The research team built statistical models capable of predicting Lyme disease incidence in five regions of the United States: Northeast, Midwest, Southeast, Southwest, and West. Two different models were developed for each geographic region — one model using only search terms related to the name, symptoms, and ticks that carry Lyme disease, and another model using those same disease-specific terms plus a broader list of terms, identified by Google Correlate, that an average person would be searching for during internet browsing. The researchers reviewed internet search data between 2004 and 2019, collected at monthly intervals to match against Lyme disease incidence data from the CDC.

When fit to the CDC data, the researchers found that both models provided accurate estimates of Lyme disease incidence in four of the five geographic regions; however, the model that included colloquial search terms resulted in more accurate predictions. Including the list of expanded search terms produced predictions that had a 1.33-fold improvement in accuracy and 0.5-fold reduction in error compared to the symptom and tick terms-only models.

Many of the terms in the full list found to be important for model performance were environmentally themed, suggesting intent to take part in outdoor activities such as concerts, camping, and water parks — places where people are likely to be exposed to Ixodes ticks during the late spring, summer, and early fall. Predictions from the full-list models also produced accurate timing of seasonal patterns of Lyme disease and improved mimicking of peaks and recessions.

“In order to be exposed to ticks we must travel into their environments,” says Petersen. “Including terms related to camping, hiking, and the other summer activities allowed for some proxy measure of individual’s intentions to spend time in environments where Borrelia infected ticks live.”  

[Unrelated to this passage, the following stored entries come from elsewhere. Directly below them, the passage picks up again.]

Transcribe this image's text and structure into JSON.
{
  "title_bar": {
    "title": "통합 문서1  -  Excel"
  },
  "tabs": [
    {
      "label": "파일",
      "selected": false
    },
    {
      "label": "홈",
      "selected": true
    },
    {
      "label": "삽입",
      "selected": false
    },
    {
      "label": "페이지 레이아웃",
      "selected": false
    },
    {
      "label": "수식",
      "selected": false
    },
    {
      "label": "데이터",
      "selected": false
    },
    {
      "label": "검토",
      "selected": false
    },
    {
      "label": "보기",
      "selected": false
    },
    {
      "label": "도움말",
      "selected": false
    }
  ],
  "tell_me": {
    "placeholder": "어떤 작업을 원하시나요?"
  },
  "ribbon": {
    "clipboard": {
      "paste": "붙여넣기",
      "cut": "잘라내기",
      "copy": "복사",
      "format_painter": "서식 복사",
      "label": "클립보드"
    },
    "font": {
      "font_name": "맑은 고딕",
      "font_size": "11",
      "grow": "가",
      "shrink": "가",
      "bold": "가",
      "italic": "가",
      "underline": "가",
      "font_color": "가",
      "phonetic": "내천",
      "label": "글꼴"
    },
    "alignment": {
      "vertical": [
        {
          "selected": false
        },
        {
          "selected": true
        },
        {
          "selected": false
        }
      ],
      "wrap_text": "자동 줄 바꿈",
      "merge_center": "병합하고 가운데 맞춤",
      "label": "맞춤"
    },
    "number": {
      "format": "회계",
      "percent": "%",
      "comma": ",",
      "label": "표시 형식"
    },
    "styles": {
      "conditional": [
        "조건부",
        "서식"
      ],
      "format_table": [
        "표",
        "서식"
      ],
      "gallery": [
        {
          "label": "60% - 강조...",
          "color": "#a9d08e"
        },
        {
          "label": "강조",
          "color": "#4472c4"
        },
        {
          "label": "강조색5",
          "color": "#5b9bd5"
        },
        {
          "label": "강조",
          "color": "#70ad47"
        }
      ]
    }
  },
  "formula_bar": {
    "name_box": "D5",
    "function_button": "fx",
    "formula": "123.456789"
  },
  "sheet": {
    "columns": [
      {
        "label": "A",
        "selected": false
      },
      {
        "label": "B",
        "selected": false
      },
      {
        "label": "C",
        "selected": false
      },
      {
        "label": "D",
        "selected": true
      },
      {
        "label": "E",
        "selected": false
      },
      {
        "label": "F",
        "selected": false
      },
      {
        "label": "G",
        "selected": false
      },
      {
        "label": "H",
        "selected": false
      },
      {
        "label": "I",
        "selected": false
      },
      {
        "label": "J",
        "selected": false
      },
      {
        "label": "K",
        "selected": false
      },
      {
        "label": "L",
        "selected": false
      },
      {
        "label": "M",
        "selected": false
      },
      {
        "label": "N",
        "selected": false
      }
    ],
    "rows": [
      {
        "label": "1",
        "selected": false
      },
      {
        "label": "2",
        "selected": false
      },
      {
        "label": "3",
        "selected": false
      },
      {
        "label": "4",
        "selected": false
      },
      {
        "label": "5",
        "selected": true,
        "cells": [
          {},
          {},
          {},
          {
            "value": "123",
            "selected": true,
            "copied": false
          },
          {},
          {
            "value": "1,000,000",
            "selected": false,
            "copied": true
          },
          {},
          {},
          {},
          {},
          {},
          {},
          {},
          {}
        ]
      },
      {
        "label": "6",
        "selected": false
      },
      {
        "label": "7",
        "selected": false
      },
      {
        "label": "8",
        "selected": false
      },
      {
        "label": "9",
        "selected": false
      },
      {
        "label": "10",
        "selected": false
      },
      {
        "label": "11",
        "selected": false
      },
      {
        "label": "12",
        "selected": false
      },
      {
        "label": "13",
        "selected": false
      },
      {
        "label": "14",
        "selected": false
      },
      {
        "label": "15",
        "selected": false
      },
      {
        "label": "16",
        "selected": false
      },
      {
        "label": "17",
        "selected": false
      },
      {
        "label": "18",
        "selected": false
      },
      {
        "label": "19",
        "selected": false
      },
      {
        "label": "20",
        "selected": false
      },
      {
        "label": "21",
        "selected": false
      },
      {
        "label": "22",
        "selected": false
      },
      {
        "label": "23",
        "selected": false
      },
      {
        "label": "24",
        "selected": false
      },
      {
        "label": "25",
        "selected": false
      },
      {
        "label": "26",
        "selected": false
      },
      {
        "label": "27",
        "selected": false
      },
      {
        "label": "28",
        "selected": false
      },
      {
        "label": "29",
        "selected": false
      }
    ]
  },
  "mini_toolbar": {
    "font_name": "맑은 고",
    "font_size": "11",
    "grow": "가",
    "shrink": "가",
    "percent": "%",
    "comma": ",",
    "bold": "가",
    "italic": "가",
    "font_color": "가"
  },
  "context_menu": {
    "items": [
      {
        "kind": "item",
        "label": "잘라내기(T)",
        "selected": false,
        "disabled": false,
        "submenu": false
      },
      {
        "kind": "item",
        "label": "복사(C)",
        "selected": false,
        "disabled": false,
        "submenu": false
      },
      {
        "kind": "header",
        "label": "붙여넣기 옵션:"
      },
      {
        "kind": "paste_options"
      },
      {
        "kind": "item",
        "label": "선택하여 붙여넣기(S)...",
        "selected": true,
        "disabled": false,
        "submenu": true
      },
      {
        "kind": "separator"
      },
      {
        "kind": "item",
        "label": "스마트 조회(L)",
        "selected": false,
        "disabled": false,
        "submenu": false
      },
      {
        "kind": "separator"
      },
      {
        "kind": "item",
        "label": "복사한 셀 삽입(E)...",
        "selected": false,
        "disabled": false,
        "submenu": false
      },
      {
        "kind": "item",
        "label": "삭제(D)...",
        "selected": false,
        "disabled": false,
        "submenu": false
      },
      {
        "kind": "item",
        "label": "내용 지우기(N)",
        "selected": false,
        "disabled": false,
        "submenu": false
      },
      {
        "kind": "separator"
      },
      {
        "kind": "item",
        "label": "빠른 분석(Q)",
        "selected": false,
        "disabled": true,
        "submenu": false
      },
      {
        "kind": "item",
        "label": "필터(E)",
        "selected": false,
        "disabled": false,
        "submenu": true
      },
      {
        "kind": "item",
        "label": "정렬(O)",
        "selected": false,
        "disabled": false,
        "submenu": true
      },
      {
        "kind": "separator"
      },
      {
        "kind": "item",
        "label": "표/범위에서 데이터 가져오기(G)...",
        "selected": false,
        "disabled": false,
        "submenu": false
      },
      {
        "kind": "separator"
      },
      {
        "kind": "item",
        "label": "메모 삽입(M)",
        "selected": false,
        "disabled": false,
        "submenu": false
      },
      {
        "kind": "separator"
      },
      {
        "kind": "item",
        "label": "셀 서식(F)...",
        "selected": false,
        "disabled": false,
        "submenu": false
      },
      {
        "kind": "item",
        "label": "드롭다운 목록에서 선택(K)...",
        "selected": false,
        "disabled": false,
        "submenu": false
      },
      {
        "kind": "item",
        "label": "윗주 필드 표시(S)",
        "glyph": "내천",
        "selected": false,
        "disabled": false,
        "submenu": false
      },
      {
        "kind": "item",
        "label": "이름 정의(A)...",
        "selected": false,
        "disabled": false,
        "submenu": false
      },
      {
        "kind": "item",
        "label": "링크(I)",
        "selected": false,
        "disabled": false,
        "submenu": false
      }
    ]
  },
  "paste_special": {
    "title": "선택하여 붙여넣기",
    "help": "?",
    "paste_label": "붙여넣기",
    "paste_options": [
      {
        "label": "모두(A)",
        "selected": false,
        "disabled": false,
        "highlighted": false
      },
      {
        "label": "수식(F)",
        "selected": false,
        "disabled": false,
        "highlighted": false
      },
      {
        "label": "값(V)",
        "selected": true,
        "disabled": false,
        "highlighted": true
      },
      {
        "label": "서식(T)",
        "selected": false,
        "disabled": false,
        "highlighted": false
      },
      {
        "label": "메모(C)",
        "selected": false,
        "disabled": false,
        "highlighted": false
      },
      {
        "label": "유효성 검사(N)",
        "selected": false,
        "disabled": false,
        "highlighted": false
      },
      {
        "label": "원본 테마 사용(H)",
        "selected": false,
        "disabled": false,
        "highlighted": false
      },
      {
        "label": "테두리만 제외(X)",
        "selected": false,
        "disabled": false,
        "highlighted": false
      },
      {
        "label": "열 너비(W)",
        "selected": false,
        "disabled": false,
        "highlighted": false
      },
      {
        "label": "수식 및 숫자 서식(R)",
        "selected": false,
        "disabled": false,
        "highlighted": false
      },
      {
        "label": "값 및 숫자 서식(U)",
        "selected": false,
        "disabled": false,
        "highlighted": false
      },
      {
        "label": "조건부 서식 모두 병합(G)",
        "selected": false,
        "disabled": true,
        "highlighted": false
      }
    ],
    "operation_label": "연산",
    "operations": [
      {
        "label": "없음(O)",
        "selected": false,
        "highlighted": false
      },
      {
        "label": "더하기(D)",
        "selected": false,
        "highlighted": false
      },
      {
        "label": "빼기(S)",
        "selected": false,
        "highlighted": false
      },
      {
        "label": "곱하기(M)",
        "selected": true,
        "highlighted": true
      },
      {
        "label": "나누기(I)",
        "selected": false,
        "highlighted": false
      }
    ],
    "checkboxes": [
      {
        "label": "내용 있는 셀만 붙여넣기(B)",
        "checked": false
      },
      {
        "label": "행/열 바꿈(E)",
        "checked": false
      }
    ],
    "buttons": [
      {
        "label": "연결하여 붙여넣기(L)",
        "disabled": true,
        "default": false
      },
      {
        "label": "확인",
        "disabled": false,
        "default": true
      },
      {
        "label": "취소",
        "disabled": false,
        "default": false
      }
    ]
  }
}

Increasing internet usage has changed the way individuals seek and receive health information, Kontowicz says. These changes provide researchers with new opportunities to improve disease prediction and public information.

“Using web-based data from Google or social media sites to predict health outcomes is gaining popularity and credibility from a variety of public health audiences,” observes Kontowicz. “These non-traditional indicators of disease spread or exposure allow researchers to include some level of human behavior or intention into their modeling efforts.

“This data is readily accessible and may help fill in gaps in times of reporting lag, but we still need strong surveillance efforts and data to ensure that these models and predictions will be accurate. This combination of strong surveillance efforts and data coupled with computational modeling techniques can generate models that produce accurate predictions of disease trends.” 

The study, “Inclusion of environmentally themed search terms improves Elastic Net regression nowcasts of regional Lyme disease rates,” was published March 10, 2022. In addition to Petersen and Kontowicz, the UI study team included Grant Brown, assistant professor of biostatistics; Jim Torner, professor of epidemiology; Margaret Carrel, associate professor of geographical and sustainability sciences; and Kelly Baker, assistant professor of occupational and environmental health.